The federal government signed an agreement giving the territory $4.25 million over five years to "preserve, develop and enhance aboriginal languages"; however, Tagish was not one of the offered native language programs. Ken McQueen stated that despite efforts, the language will likely become extinct after the last fluent Tagish speaker dies.

=== Documentation ===
Tagish was one of the first languages to be added to the FirstVoices digital multimedia archive of endangered indigenous languages. FirstVoices is an indigenous language computer database and web-based teaching and development tool. Resources on the site include sound files of name pronunciation, word lists, and some children's books written in the language.

=== Notable people ===
Angela Sidney was a prominent activist for the use and reclamation of her Tagish language and heritage in the southern Yukon Territory. Born in 1902, her heritage was Tagish on her father's side and Tlingit on her mother's side. Sidney's accomplishments include working with Julie Cruikshank, documenting and authoring traditional stories as well as becoming a member of the Order of Canada in 1986. Sidney died in 1991.

Lucy Wren was the last known fluent speaker. She was actively involved in the recordings and stories used on the First Voices website including the "Our Elders Statement" before passing in 2008. This work by Lucy Wren has been continued by her son Norman James as he works to record more language and culture of the Tagish and Tlingit people for the Yukon Native Language Centre and the First Voices website.

== Phonology ==
The Tagish language includes aspiration, glottalization, nasal sounds, resonance, and tones.
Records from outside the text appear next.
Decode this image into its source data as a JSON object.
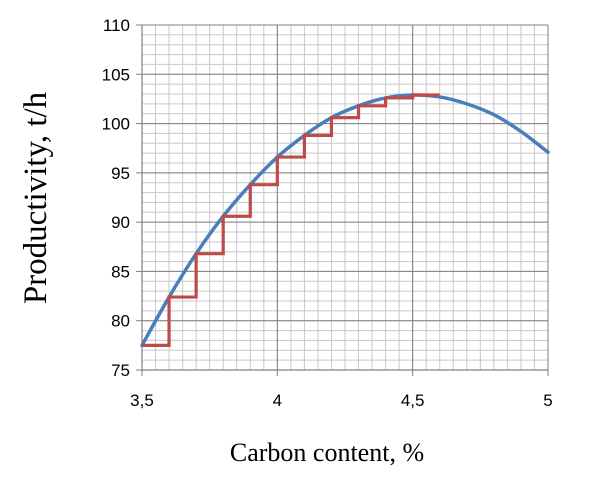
{
  "chart_data": {
    "type": "line",
    "title": "",
    "xlabel": "Carbon content, %",
    "ylabel": "Productivity, t/h",
    "xlim": [
      3.5,
      5
    ],
    "ylim": [
      75,
      110
    ],
    "x_ticks": [
      3.5,
      4,
      4.5,
      5
    ],
    "x_tick_labels": [
      "3,5",
      "4",
      "4,5",
      "5"
    ],
    "y_ticks": [
      75,
      80,
      85,
      90,
      95,
      100,
      105,
      110
    ],
    "y_tick_labels": [
      "75",
      "80",
      "85",
      "90",
      "95",
      "100",
      "105",
      "110"
    ],
    "grid": true,
    "legend": "none",
    "series": [
      {
        "kind": "curve",
        "color": "#4a7ebb",
        "x": [
          3.5,
          3.6,
          3.7,
          3.8,
          3.9,
          4.0,
          4.1,
          4.2,
          4.3,
          4.4,
          4.5,
          4.6,
          4.7,
          4.8,
          4.9,
          5.0
        ],
        "y": [
          77.5,
          82.4,
          86.8,
          90.6,
          93.8,
          96.6,
          98.8,
          100.6,
          101.8,
          102.6,
          102.9,
          102.7,
          102.0,
          100.9,
          99.2,
          97.1
        ]
      },
      {
        "kind": "step",
        "color": "#be4b48",
        "x": [
          3.5,
          3.6,
          3.7,
          3.8,
          3.9,
          4.0,
          4.1,
          4.2,
          4.3,
          4.4,
          4.5,
          4.6
        ],
        "y": [
          77.5,
          82.4,
          86.8,
          90.6,
          93.8,
          96.6,
          98.8,
          100.6,
          101.8,
          102.6,
          102.9,
          102.9
        ]
      }
    ]
  }
}
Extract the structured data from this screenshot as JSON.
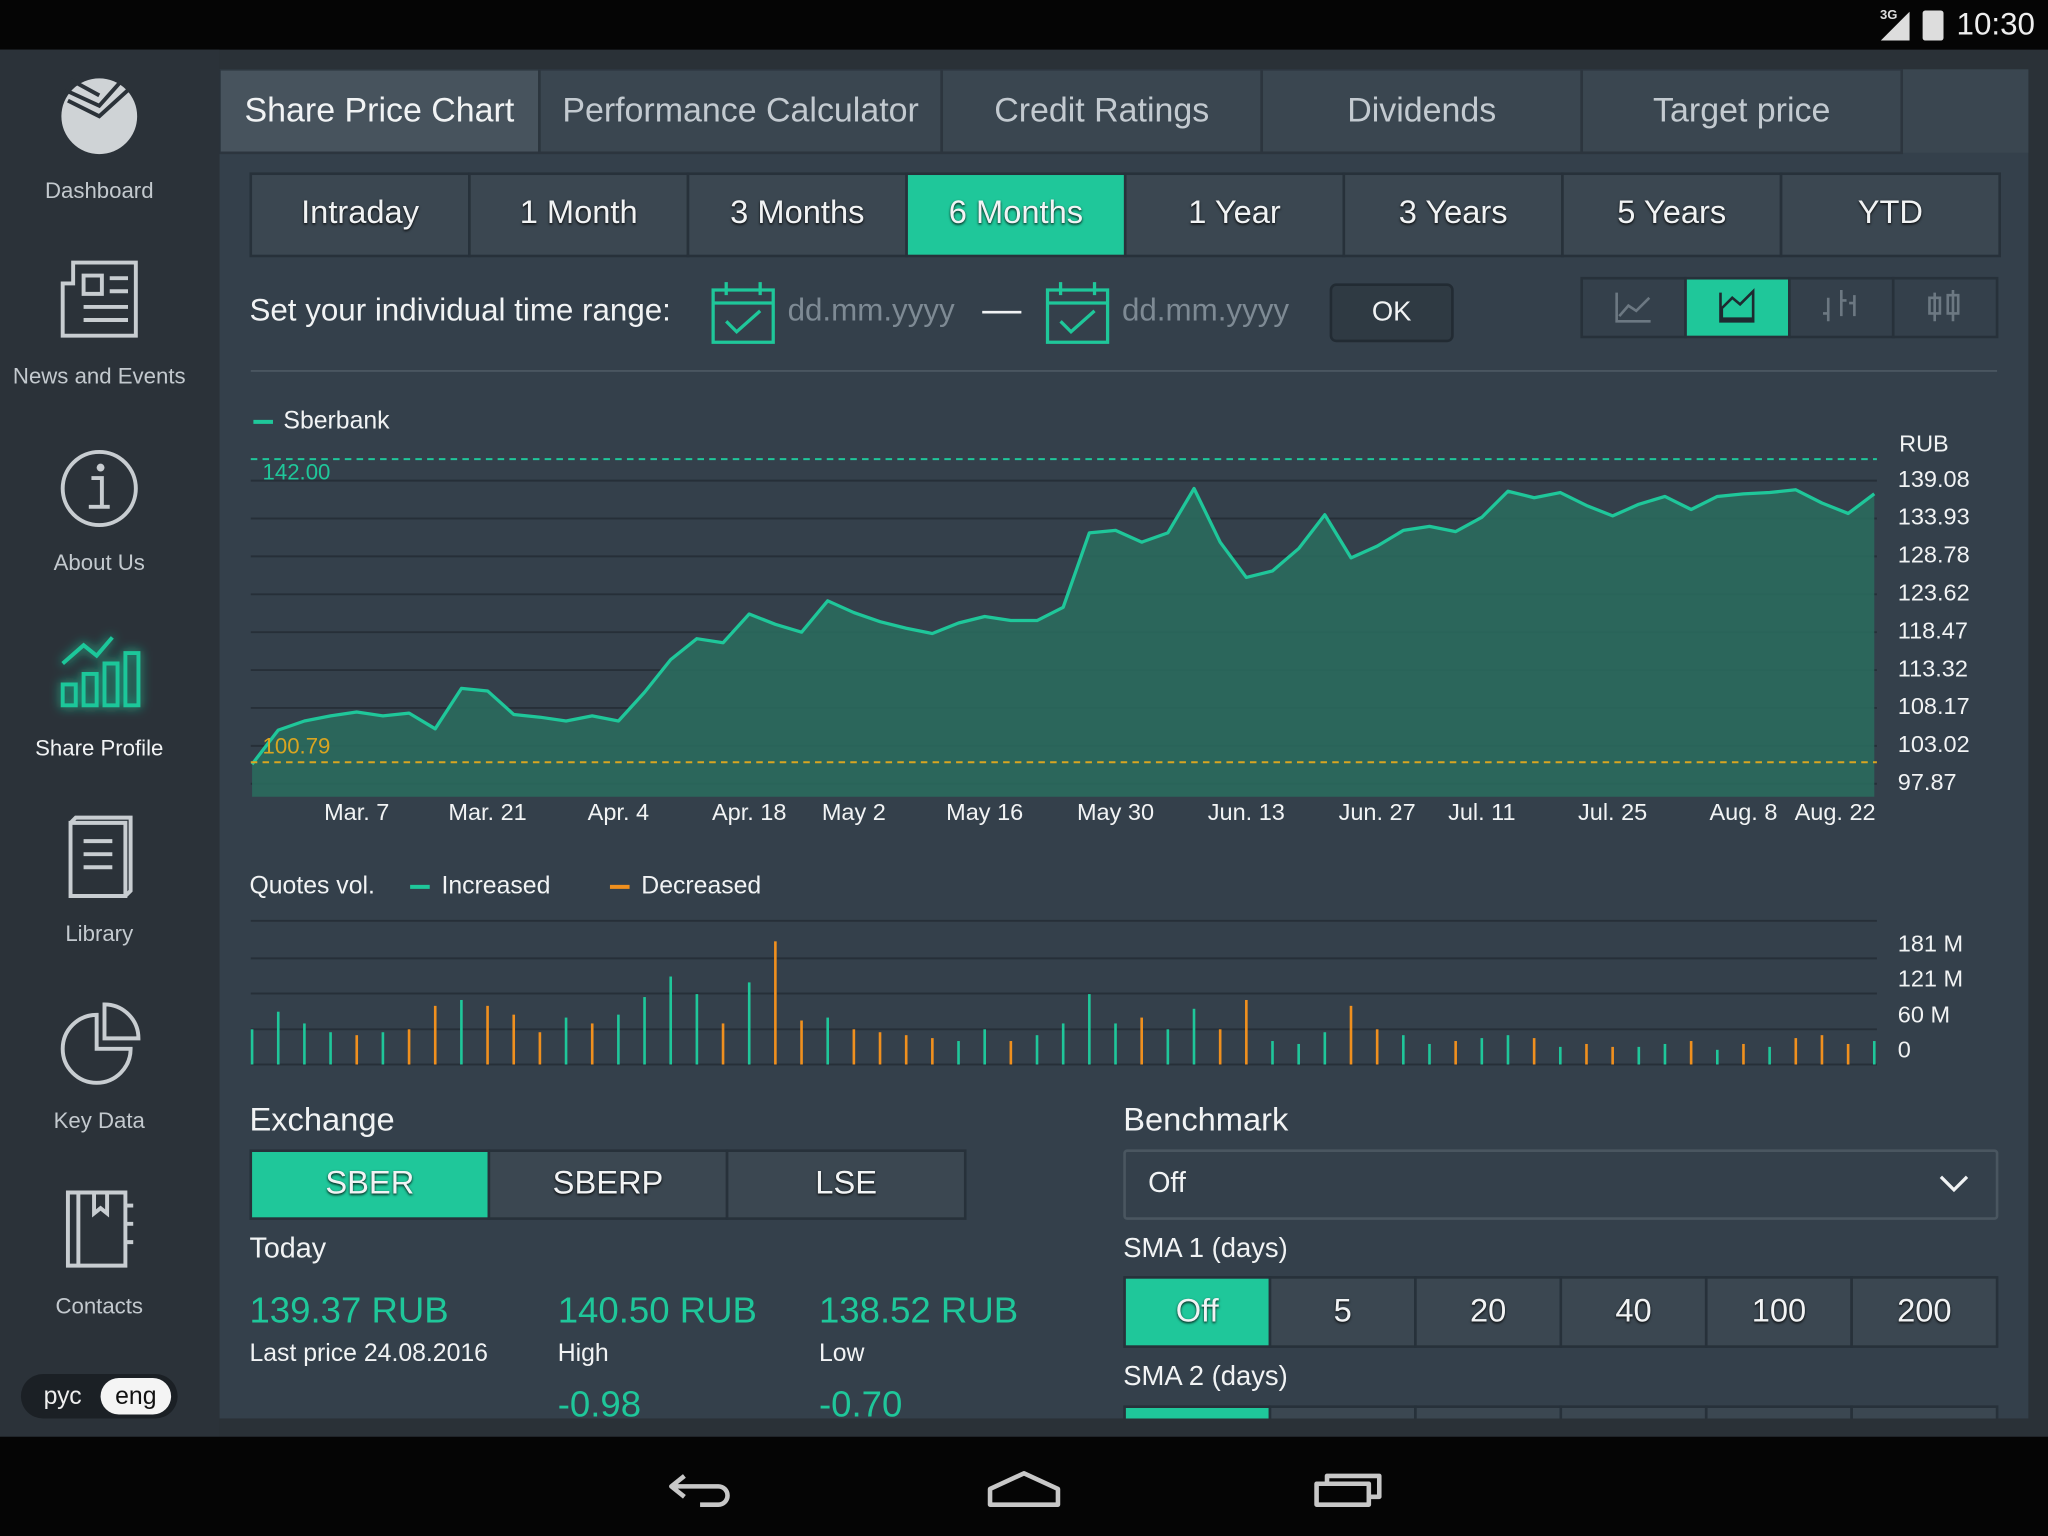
{
  "status_bar": {
    "network": "3G",
    "time": "10:30"
  },
  "sidebar": {
    "items": [
      {
        "label": "Dashboard",
        "active": false
      },
      {
        "label": "News and Events",
        "active": false
      },
      {
        "label": "About Us",
        "active": false
      },
      {
        "label": "Share Profile",
        "active": true
      },
      {
        "label": "Library",
        "active": false
      },
      {
        "label": "Key Data",
        "active": false
      },
      {
        "label": "Contacts",
        "active": false
      }
    ]
  },
  "language": {
    "items": [
      "рус",
      "eng"
    ],
    "selected": 1
  },
  "tabs": {
    "items": [
      "Share Price Chart",
      "Performance Calculator",
      "Credit Ratings",
      "Dividends",
      "Target price"
    ],
    "selected": 0
  },
  "periods": {
    "items": [
      "Intraday",
      "1 Month",
      "3 Months",
      "6 Months",
      "1 Year",
      "3 Years",
      "5 Years",
      "YTD"
    ],
    "selected": 3
  },
  "custom_range": {
    "label": "Set your individual time range:",
    "from_placeholder": "dd.mm.yyyy",
    "to_placeholder": "dd.mm.yyyy",
    "ok": "OK"
  },
  "chart_data": [
    {
      "type": "area",
      "y_unit": "RUB",
      "categories": [
        null,
        null,
        null,
        null,
        "Mar. 7",
        null,
        null,
        null,
        null,
        "Mar. 21",
        null,
        null,
        null,
        null,
        "Apr. 4",
        null,
        null,
        null,
        null,
        "Apr. 18",
        null,
        null,
        null,
        "May 2",
        null,
        null,
        null,
        null,
        "May 16",
        null,
        null,
        null,
        null,
        "May 30",
        null,
        null,
        null,
        null,
        "Jun. 13",
        null,
        null,
        null,
        null,
        "Jun. 27",
        null,
        null,
        null,
        "Jul. 11",
        null,
        null,
        null,
        null,
        "Jul. 25",
        null,
        null,
        null,
        null,
        "Aug. 8",
        null,
        null,
        null,
        "Aug. 22",
        null
      ],
      "series": [
        {
          "name": "Sberbank",
          "color": "#1fc79a",
          "values": [
            100.53,
            105.15,
            106.39,
            107.1,
            107.63,
            107.1,
            107.46,
            105.33,
            110.83,
            110.48,
            107.28,
            106.92,
            106.39,
            107.1,
            106.39,
            110.3,
            114.74,
            117.58,
            117.04,
            120.95,
            119.53,
            118.47,
            122.73,
            121.13,
            119.89,
            119.0,
            118.29,
            119.71,
            120.6,
            120.06,
            120.06,
            121.84,
            131.96,
            132.31,
            130.71,
            131.96,
            138.0,
            130.71,
            125.92,
            126.81,
            129.83,
            134.44,
            128.58,
            130.18,
            132.31,
            132.85,
            132.14,
            134.09,
            137.64,
            136.75,
            137.46,
            135.69,
            134.27,
            135.86,
            136.93,
            135.15,
            136.93,
            137.28,
            137.46,
            137.82,
            136.04,
            134.62,
            137.28
          ]
        }
      ],
      "ylim": [
        96.1,
        142.8
      ],
      "yticks": [
        139.08,
        133.93,
        128.78,
        123.62,
        118.47,
        113.32,
        108.17,
        103.02,
        97.87
      ],
      "grid": true,
      "max_line": {
        "value": 142,
        "label": "142.00",
        "color": "#1fc79a"
      },
      "min_line": {
        "value": 100.79,
        "label": "100.79",
        "color": "#d9a521"
      }
    },
    {
      "type": "bar",
      "title": "Quotes vol.",
      "series": [
        {
          "name": "Increased",
          "color": "#1fc79a",
          "values": [
            60,
            90,
            70,
            55,
            null,
            55,
            null,
            null,
            110,
            null,
            null,
            null,
            80,
            null,
            85,
            115,
            150,
            120,
            null,
            140,
            null,
            null,
            80,
            null,
            null,
            null,
            null,
            40,
            60,
            null,
            50,
            70,
            120,
            70,
            null,
            60,
            95,
            null,
            null,
            40,
            35,
            55,
            null,
            null,
            50,
            35,
            null,
            45,
            50,
            null,
            30,
            null,
            null,
            30,
            35,
            null,
            25,
            null,
            30,
            null,
            null,
            null,
            40
          ]
        },
        {
          "name": "Decreased",
          "color": "#f0901e",
          "values": [
            null,
            null,
            null,
            null,
            50,
            null,
            60,
            100,
            null,
            100,
            85,
            55,
            null,
            70,
            null,
            null,
            null,
            null,
            70,
            null,
            210,
            75,
            null,
            60,
            55,
            50,
            45,
            null,
            null,
            40,
            null,
            null,
            null,
            null,
            80,
            null,
            null,
            60,
            110,
            null,
            null,
            null,
            100,
            60,
            null,
            null,
            40,
            null,
            null,
            45,
            null,
            35,
            30,
            null,
            null,
            40,
            null,
            35,
            null,
            45,
            50,
            35,
            null
          ]
        }
      ],
      "ylim": [
        0,
        245
      ],
      "yticks": [
        {
          "value": 181,
          "label": "181 M"
        },
        {
          "value": 121,
          "label": "121 M"
        },
        {
          "value": 60,
          "label": "60 M"
        },
        0
      ],
      "grid": true
    }
  ],
  "exchange": {
    "title": "Exchange",
    "items": [
      "SBER",
      "SBERP",
      "LSE"
    ],
    "selected": 0
  },
  "today": {
    "title": "Today",
    "stats": [
      {
        "value": "139.37 RUB",
        "label": "Last price 24.08.2016"
      },
      {
        "value": "140.50 RUB",
        "label": "High",
        "change": "-0.98"
      },
      {
        "value": "138.52 RUB",
        "label": "Low",
        "change": "-0.70"
      }
    ]
  },
  "benchmark": {
    "title": "Benchmark",
    "selected": "Off"
  },
  "sma1": {
    "title": "SMA 1 (days)",
    "items": [
      "Off",
      "5",
      "20",
      "40",
      "100",
      "200"
    ],
    "selected": 0
  },
  "sma2": {
    "title": "SMA 2 (days)"
  }
}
Tagish is characterized by the simplest stem-initial consonant system of the Northern Athabaskan languages, has a conservative vowel system and conserves stem-final consonants. Final glottalization is lost. Constricted vowels are pronounced with low tone.

The total inventory of phonemes present in Tagish includes:

=== Consonants ===

|  |  | Labial | Alveolar |  |  | Post- alveolar | Velar | Glottal |
| plain | sibilant | lateral |
| Plosive | plain |  | t ⟨d⟩ | t͡s ⟨dz⟩ | t͡ɬ ⟨dl⟩ | t͡ʃ ⟨j⟩ | k ⟨g⟩ | ʔ ⟨'⟩ |
| aspirated |  | tʰ ⟨t⟩ | t͡sʰ ⟨ts⟩ | t͡ɬʰ ⟨tl⟩ | t͡ʃʰ ⟨ch⟩ | kʰ ⟨k⟩ |  |
| ejective |  | tʼ ⟨t'⟩ | t͡sʼ ⟨ts'⟩ | t͡ɬʼ ⟨tl'⟩ | t͡ʃʼ ⟨ch'⟩ | kʼ ⟨k'⟩ |  |
| prenasal | ᵐb ⟨mb⟩ | ⁿd ⟨nd⟩ |  |  |  |  |  |
| Nasal |  | m ⟨m⟩ | n ⟨n⟩ |  |  |  |  |  |
| Fricative | voiceless |  |  | s ⟨s⟩ | ɬ ⟨ł⟩ | ʃ ⟨sh⟩ | x ⟨x⟩ | h ⟨h⟩ |
| voiced |  |  | z ⟨z⟩ | ɮ ⟨l⟩ | ʒ ⟨zh⟩ | ɣ ⟨ÿ⟩ |  |
| Semivowel |  |  |  |  |  | j ⟨y⟩ | w ⟨w⟩ |  |

=== Vowels ===

|  | Oral |  | Nasal |  |
| Front | Back | Front | Back |
| Close | i iː | u uː | ĩ ĩː | ũ ũː |
| Mid | e eː | o oː |  |  |
| Open |  | a aː |  | ã ãː |

Vowels can be either oral or nasal. They are also distinguished by length, but Gordon Marsh has noted that the length distinction may be prosodic rather than phonemic.

Long vowels are denoted with a macron as follows: ā. Nasal vowels are denoted by a hook as follows: ᶏ.

=== Tone ===
High tone is marked with (v́) on short vowels and (v́v) on long vowels while low tones remain unmarked.

== Orthography ==
The language makes use of the Latin writing system.

== Vocabulary ==
Some women's names contain the nasalized prefix Maa which translates directly to "mother of."